As reflection is an essential part of the learning process, this article is all about acknowledging that even with the right intentions and much dedication, you don’t always get it right. This is about accepting this reality and reminding myself that growth is a learning curve and despite setbacks we need to continue to take ownership.
What problem did we try to solve?
Maintaining accountability within data-driven systems along with keeping track of who did what and when within isn't just a security requirement—sometimes it's a crucial business necessity. Whether if it’s just for meeting compliance requirements, troubleshooting and understanding system behaviour, investigating production incidents or providing insights for post-mortem analysis, a robust audit logging solution serves as your system's source of truth.

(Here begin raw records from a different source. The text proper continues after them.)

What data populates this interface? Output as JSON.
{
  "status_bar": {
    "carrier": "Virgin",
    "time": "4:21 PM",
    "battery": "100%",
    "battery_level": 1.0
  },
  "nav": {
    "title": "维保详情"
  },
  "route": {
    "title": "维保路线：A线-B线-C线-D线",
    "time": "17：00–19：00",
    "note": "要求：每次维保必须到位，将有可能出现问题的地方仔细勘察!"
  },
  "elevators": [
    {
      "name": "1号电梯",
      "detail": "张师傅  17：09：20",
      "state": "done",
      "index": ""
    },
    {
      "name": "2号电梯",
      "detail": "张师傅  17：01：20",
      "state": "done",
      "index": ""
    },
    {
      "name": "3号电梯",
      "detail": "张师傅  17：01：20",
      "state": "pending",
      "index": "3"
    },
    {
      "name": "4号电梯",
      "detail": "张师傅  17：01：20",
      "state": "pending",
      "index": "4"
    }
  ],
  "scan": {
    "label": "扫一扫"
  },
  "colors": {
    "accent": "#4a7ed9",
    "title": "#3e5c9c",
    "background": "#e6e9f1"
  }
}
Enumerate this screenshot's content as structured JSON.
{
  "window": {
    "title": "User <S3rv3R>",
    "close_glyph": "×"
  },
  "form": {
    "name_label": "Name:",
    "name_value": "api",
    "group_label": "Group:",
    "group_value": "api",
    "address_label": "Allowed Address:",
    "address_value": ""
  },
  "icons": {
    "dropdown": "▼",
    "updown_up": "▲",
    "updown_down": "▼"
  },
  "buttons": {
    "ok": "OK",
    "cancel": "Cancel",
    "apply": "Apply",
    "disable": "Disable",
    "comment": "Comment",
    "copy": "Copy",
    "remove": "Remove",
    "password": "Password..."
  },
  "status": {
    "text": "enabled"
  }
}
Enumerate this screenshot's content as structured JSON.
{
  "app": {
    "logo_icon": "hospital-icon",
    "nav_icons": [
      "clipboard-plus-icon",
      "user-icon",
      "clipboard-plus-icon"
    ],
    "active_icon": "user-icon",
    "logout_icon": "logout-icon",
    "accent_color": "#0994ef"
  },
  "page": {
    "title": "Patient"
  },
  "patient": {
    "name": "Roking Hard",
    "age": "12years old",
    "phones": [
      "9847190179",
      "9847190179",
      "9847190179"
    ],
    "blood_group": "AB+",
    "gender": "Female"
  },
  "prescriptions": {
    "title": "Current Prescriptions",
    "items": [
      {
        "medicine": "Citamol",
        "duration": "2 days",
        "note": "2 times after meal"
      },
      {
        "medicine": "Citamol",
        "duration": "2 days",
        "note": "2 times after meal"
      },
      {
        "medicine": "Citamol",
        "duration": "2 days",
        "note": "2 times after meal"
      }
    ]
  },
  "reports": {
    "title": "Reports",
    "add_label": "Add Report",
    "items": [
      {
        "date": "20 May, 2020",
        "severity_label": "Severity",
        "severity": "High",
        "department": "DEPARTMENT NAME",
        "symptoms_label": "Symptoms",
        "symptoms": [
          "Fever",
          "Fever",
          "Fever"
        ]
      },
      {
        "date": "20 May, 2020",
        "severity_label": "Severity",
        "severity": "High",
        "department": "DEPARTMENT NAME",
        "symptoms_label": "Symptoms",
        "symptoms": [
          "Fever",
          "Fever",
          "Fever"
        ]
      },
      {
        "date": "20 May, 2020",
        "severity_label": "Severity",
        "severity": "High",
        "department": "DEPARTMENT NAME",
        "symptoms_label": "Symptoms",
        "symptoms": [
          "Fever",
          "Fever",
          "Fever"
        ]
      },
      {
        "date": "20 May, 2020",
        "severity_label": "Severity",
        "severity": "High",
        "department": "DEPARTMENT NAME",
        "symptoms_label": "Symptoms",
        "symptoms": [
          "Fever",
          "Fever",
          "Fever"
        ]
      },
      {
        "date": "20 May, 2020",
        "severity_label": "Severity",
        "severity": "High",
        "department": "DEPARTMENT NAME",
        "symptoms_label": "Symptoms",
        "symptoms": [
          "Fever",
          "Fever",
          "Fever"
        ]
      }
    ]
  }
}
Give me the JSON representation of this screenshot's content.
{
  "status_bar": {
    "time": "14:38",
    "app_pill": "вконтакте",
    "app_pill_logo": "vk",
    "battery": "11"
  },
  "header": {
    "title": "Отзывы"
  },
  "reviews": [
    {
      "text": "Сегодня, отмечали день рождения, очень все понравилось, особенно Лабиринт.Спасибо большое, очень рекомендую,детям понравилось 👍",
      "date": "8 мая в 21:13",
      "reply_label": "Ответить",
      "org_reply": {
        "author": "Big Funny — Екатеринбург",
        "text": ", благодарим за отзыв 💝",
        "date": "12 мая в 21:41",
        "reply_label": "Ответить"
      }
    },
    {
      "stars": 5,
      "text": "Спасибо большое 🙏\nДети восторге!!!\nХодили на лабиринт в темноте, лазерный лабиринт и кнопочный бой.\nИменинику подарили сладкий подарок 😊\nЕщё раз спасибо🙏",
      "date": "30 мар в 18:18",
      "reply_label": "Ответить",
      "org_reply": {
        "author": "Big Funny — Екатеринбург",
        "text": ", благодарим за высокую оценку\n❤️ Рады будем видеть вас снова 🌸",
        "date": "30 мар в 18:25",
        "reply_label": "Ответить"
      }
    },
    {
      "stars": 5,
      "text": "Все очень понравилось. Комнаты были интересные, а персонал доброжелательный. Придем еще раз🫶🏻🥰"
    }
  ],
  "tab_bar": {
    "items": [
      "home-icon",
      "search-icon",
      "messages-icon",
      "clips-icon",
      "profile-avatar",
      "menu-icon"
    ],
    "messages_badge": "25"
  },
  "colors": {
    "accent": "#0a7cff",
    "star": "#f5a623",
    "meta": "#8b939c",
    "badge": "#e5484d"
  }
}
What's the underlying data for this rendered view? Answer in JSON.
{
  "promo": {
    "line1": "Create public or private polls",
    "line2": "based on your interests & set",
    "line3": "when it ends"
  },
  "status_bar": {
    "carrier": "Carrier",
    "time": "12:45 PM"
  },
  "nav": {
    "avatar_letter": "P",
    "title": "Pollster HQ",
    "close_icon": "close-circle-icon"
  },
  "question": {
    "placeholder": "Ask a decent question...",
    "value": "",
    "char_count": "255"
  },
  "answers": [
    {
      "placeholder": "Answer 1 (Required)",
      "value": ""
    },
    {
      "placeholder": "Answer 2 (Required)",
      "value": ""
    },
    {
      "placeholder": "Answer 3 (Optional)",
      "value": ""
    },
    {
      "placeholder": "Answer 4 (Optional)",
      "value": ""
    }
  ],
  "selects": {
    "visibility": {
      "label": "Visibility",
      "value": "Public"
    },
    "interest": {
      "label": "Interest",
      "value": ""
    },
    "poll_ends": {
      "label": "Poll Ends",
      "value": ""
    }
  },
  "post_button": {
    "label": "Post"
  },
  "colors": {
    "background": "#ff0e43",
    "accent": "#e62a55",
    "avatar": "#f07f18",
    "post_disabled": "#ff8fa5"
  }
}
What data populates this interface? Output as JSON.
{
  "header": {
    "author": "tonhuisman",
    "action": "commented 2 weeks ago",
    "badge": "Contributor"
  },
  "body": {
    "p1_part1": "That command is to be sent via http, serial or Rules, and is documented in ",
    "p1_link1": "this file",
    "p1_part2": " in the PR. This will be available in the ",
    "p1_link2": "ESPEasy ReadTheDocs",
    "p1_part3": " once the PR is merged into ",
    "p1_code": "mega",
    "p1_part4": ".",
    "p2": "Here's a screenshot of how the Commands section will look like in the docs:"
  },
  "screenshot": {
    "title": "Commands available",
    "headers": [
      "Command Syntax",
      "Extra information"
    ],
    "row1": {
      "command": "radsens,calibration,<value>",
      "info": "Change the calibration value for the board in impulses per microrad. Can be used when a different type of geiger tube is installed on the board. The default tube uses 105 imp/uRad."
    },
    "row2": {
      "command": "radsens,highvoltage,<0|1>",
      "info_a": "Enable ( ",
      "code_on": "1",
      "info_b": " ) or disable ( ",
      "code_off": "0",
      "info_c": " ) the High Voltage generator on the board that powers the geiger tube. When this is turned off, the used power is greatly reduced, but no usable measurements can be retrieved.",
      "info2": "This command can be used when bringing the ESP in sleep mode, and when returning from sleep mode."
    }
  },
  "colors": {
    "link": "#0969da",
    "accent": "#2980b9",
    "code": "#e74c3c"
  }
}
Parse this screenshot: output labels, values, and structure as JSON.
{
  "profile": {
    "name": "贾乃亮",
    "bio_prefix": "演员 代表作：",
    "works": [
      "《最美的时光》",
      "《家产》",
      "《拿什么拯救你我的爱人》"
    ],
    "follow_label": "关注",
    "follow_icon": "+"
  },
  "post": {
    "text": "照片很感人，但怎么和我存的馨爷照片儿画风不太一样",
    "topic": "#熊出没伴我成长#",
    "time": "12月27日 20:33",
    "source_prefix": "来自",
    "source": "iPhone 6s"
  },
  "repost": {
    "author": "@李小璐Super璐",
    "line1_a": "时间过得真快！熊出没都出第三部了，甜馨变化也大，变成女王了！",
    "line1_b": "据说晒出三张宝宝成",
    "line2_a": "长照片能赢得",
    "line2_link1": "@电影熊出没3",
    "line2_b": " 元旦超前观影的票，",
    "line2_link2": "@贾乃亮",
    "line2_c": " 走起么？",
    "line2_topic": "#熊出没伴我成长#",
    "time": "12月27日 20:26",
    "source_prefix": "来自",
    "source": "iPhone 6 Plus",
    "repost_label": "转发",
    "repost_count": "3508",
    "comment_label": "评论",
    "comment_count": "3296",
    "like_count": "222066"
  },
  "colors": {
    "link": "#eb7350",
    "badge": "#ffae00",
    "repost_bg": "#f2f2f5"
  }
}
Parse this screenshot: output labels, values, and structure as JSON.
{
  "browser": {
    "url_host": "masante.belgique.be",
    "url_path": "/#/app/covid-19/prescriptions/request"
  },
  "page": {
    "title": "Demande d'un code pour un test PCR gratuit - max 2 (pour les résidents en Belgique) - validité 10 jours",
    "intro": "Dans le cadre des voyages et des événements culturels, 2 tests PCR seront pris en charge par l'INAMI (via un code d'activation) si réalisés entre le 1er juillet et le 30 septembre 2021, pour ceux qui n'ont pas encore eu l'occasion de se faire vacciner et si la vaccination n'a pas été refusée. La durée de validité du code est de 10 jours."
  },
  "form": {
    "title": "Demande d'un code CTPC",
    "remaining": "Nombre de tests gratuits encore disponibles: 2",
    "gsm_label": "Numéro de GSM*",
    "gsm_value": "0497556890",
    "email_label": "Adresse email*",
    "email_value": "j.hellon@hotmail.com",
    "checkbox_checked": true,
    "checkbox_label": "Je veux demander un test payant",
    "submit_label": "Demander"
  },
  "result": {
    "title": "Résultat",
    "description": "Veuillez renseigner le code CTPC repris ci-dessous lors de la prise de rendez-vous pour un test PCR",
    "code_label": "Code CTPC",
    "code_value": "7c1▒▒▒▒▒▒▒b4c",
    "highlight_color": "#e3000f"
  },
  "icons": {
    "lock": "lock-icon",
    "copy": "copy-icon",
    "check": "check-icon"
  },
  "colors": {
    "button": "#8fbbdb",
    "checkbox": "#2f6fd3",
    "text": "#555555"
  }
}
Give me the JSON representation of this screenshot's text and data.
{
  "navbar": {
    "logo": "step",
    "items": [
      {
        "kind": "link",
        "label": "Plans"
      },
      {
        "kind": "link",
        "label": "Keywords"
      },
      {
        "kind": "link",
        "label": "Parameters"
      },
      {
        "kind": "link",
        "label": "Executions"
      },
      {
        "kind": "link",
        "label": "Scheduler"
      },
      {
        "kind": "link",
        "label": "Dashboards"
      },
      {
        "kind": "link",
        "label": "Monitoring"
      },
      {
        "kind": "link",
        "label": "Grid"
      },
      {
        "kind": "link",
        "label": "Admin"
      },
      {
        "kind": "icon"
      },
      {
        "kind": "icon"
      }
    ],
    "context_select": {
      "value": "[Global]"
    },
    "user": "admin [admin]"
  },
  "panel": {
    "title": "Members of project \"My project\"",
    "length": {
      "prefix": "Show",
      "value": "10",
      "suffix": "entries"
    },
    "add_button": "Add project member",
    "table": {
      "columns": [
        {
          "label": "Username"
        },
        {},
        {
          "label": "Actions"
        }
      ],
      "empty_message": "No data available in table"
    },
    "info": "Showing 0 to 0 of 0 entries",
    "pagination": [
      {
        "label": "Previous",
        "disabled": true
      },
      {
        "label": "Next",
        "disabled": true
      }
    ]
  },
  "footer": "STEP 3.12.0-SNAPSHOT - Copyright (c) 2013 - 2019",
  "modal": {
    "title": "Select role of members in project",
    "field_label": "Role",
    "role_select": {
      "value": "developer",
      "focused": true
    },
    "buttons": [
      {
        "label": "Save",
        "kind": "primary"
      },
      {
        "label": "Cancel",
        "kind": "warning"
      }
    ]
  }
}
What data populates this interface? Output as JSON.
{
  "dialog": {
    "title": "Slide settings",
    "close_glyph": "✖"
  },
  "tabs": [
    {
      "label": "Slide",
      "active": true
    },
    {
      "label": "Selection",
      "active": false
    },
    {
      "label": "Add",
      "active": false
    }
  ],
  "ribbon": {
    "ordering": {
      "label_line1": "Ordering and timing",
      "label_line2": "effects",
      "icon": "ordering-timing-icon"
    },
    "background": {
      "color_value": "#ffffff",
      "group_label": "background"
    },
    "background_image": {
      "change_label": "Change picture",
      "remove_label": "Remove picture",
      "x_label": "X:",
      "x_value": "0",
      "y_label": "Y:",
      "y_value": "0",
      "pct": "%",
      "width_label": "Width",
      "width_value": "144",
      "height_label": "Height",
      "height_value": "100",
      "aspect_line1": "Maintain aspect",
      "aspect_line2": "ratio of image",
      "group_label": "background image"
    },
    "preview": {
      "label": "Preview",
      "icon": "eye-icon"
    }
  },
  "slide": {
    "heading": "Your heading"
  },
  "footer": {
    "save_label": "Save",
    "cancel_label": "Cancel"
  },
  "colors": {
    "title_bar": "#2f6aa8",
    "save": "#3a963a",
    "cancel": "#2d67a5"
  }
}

But building such a solution comes with a lot of challenges in terms of scalability, performance and most of all, data integrity. In this article, we’ll explore what are the possible approaches to implement such a system that captures meaningful events, stores them reliably, and makes them easily accessible when you need them most. We'll cover the essential components that make up a production-grade audit logging solution and emphasise some lessons learnt from implementing a “tamper-proof solution”.
What is an audit log?
We want to know all database interactions that happened during a period of time, along with detailed information about each event. Those logs should be queryable and be able to answer questions like "who changed this value" or "which process caused this item to be removed." Audit logs record the occurrence of an event, the time at which it occurred, the responsible user or service, and the impacted entity.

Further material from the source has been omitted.